The memorandum, according to the Times, noted that a further 1.3 billion barrels of reserves were in jeopardy because it was no longer certain, under the clarified SEC regulations, that they could be extracted during the time remaining under the licenses between Anglo Dutch/Shell and three countries where it was operating. The newspaper, citing internal corporate memoranda, indicated that van der Veer and Boynton had received information about the shortfalls when they were members of a small committee of senior Shell executives headed by Watts. The documents in question are now in the hands of lawyers investigating the company.
The Times said that rather than disclose the problems to investors, senior executives, according to a July 2002 memorandum, came up with – and later carried out – what was described as an “external storyline” and “investor relations script” that tried to “highlight major projects fueling growth,” “stress the strength” of existing resources and “minimize the significance of reserves as a measure of growth.”
Shell officials have repeatedly pledged more openness to investors, but have still kept secret details of its reduction of reserves in Nigeria for fear of damaging its already strained ties with the government there. That could jeopardize efforts by Nigeria, the world s seventh largest oil producer, to persuade OPEC to significantly increase its oil production quota, and thus its revenues. Its current quota is 2 million barrels a day (b/pd), but it has a production capacity of 2.5 million b/pd and hopes to raise that to 4 million b/pd by 2010.

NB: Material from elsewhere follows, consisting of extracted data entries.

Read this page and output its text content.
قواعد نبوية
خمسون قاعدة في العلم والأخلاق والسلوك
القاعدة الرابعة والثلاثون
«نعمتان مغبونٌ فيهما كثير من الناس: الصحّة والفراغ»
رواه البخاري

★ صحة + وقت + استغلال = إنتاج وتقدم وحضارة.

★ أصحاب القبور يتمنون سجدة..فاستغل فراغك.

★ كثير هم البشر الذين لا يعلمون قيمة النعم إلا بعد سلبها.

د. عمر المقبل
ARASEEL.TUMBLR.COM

Nigeria’s oil exports account for 90 percent its revenues. Full disclosure by Shell would endanger Shell’s partnership with the Nigerian government, which is facing rising unrest in several regions, particularly in the Niger Delta, where most of Nigeria’s oil reserves are located. Political and ethnic violence resulted in a sharp reduction in production recently.
Cutting costs.
On March 22nd, Royal Dutch/Shell, reeling from the reserves scandal, announced a “strategic transformation” of its Nigerian operation. Company sources said that its 5,000-strong workforce could be cut by one-third in a cost-cutting drive, a development that could be explosive because Nigeria’s labor unions, old foes of Shell, are well organized and highly politicized. As it is, provincial authorities in Delta state have warned Shell they could shut down the company’s production there if it goes ahead with the plan.

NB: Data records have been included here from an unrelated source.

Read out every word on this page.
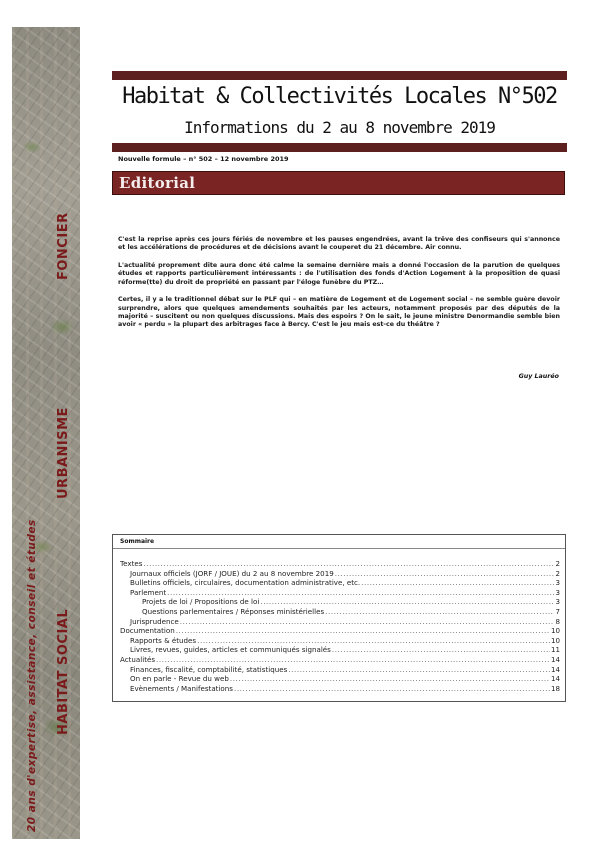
FONCIER
URBANISME
HABITAT SOCIAL
20 ans d'expertise, assistance, conseil et études
Habitat & Collectivités Locales N°502
Informations du 2 au 8 novembre 2019
Nouvelle formule – n° 502 – 12 novembre 2019
Editorial

C'est la reprise après ces jours fériés de novembre et les pauses engendrées, avant la trêve des confiseurs qui s'annonce et les accélérations de procédures et de décisions avant le couperet du 21 décembre. Air connu.

L'actualité proprement dite aura donc été calme la semaine dernière mais a donné l'occasion de la parution de quelques études et rapports particulièrement intéressants : de l'utilisation des fonds d'Action Logement à la proposition de quasi réforme(tte) du droit de propriété en passant par l'éloge funèbre du PTZ…

Certes, il y a le traditionnel débat sur le PLF qui – en matière de Logement et de Logement social – ne semble guère devoir surprendre, alors que quelques amendements souhaités par les acteurs, notamment proposés par des députés de la majorité – suscitent ou non quelques discussions. Mais des espoirs ? On le sait, le jeune ministre Denormandie semble bien avoir « perdu » la plupart des arbitrages face à Bercy. C'est le jeu mais est-ce du théâtre ?

Guy Lauréo
Sommaire
Textes .....	2
Journaux officiels (JORF / JOUE) du 2 au 8 novembre 2019 .....	2
Bulletins officiels, circulaires, documentation administrative, etc. .....	3
Parlement .....	3
Projets de loi / Propositions de loi .....	3
Questions parlementaires / Réponses ministérielles .....	7
Jurisprudence .....	8
Documentation .....	10
Rapports & études .....	10
Livres, revues, guides, articles et communiqués signalés .....	11
Actualités .....	14
Finances, fiscalité, comptabilité, statistiques .....	14
On en parle - Revue du web .....	14
Evènements / Manifestations .....	18
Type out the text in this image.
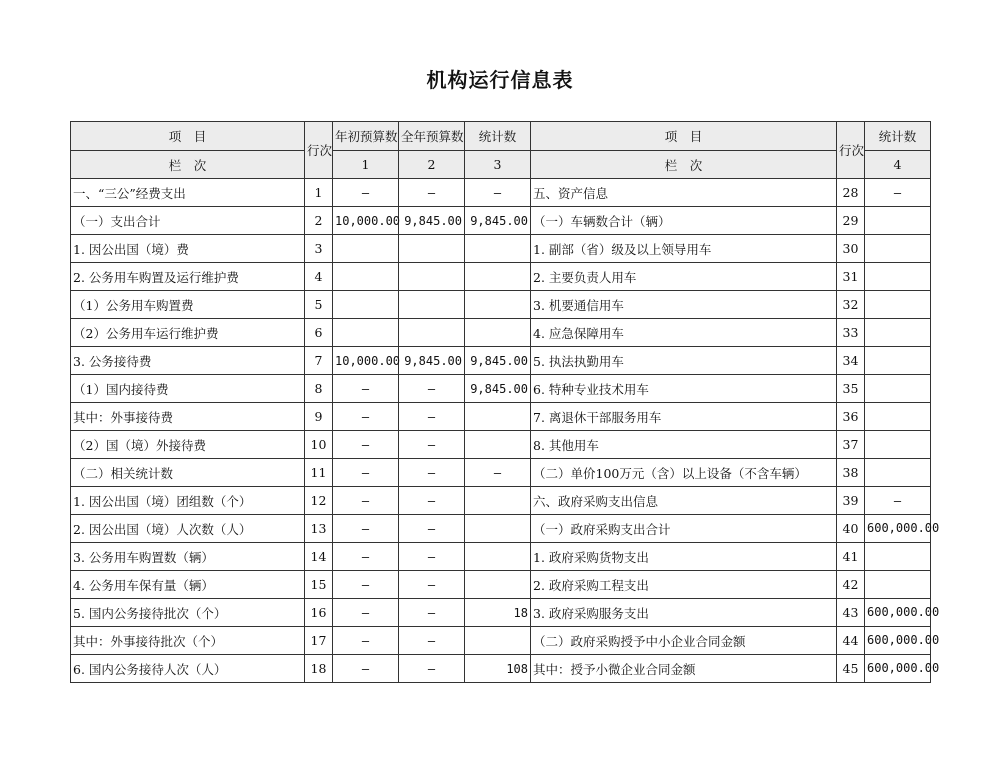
机构运行信息表
项　目	行次	年初预算数	全年预算数	统计数	项　目	行次	统计数
栏　次		1	2	3	栏　次		4
一、“三公”经费支出	1	—	—	—	五、资产信息	28	—
（一）支出合计	2	10,000.00	9,845.00	9,845.00	（一）车辆数合计（辆）	29	
1. 因公出国（境）费	3				1. 副部（省）级及以上领导用车	30	
2. 公务用车购置及运行维护费	4				2. 主要负责人用车	31	
（1）公务用车购置费	5				3. 机要通信用车	32	
（2）公务用车运行维护费	6				4. 应急保障用车	33	
3. 公务接待费	7	10,000.00	9,845.00	9,845.00	5. 执法执勤用车	34	
（1）国内接待费	8	—	—	9,845.00	6. 特种专业技术用车	35	
其中：外事接待费	9	—	—		7. 离退休干部服务用车	36	
（2）国（境）外接待费	10	—	—		8. 其他用车	37	
（二）相关统计数	11	—	—	—	（二）单价100万元（含）以上设备（不含车辆）	38	
1. 因公出国（境）团组数（个）	12	—	—		六、政府采购支出信息	39	—
2. 因公出国（境）人次数（人）	13	—	—		（一）政府采购支出合计	40	600,000.00
3. 公务用车购置数（辆）	14	—	—		1. 政府采购货物支出	41	
4. 公务用车保有量（辆）	15	—	—		2. 政府采购工程支出	42	
5. 国内公务接待批次（个）	16	—	—	18	3. 政府采购服务支出	43	600,000.00
其中：外事接待批次（个）	17	—	—		（二）政府采购授予中小企业合同金额	44	600,000.00
6. 国内公务接待人次（人）	18	—	—	108	其中：授予小微企业合同金额	45	600,000.00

The company’s embarrassment deepened on March 10th, when the small Scotland-based Cairn Energy announced a spectacular oil strike in a concession in India that the oil giant had sold it 18 months earlier for a meager $7 million.
Royal Dutch/Shell may be able to reverse some of its setbacks with its March 25th announcement of a “long-term strategic relationship” with Libya, now reforging links with the West after decades of estrangement. The deal – involving exploration of new energy reserves and developing existing natural gas facilities – could be worth $200 million over the next five to seven years.

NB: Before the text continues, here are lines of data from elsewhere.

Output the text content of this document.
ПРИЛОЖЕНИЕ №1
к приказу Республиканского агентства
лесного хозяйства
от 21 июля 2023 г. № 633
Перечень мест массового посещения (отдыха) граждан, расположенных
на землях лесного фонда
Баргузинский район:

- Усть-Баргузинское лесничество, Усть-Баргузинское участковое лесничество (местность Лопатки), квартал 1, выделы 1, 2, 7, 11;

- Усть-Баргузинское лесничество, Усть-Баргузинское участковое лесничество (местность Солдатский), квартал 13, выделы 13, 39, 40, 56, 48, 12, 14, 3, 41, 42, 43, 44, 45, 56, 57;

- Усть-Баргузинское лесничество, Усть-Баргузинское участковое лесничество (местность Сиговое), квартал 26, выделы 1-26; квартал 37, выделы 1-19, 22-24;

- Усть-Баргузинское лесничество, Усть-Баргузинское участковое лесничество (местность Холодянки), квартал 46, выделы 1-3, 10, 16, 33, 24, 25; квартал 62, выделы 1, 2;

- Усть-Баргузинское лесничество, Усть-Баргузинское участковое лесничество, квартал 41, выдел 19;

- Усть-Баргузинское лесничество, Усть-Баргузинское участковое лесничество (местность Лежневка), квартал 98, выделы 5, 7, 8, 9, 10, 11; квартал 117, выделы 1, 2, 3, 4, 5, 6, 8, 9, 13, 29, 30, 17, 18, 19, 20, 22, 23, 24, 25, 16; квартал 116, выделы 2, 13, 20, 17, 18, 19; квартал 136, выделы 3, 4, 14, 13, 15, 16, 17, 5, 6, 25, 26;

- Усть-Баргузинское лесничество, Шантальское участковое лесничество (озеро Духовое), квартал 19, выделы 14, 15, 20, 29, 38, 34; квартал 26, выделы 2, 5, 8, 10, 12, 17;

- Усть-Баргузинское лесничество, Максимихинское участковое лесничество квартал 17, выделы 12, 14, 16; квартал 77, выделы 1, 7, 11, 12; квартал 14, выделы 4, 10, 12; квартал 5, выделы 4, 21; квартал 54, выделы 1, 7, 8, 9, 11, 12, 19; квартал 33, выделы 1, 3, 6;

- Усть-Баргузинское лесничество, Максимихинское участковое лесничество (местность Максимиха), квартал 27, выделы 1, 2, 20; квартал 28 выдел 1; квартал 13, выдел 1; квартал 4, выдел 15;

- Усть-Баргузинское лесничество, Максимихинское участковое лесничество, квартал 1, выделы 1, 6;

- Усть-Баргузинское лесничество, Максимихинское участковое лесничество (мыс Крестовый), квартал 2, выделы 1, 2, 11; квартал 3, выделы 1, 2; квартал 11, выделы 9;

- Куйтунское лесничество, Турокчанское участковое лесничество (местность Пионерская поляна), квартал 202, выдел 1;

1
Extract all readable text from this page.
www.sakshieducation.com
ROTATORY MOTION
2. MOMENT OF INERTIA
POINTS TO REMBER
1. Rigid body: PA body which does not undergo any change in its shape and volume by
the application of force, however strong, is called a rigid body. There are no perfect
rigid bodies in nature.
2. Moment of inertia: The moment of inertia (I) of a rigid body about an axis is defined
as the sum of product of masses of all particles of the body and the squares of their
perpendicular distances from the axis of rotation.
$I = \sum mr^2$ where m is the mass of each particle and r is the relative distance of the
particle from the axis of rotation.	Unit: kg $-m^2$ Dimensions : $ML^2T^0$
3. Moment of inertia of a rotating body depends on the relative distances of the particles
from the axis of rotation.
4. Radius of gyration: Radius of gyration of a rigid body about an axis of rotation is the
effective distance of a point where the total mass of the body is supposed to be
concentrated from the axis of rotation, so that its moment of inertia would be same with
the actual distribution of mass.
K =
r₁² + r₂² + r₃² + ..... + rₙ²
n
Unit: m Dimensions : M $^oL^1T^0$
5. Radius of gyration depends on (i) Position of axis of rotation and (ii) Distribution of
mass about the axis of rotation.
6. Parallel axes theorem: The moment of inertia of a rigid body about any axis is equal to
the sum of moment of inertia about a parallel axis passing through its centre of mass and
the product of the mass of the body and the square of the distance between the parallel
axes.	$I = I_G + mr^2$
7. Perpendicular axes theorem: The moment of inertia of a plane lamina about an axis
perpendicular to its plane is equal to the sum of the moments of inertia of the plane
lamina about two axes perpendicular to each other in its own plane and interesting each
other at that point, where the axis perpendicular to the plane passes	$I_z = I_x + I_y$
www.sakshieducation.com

Shell was active in Libya from the 1950s to 1974, producing around 300,000 barrels of oil a day. But it gradually reduced its presence and finally pulled out in 1992 when the United Nations Security Council imposed sanctions over the Pan Am Lockerbie bombing.
But the massive Shell accounting scandal is likely to reverberate for some time, and possibly spread further. That could strengthen the claim by a growing number of geologists and former oil company officials that global oil reserves may be dangerously exaggerated.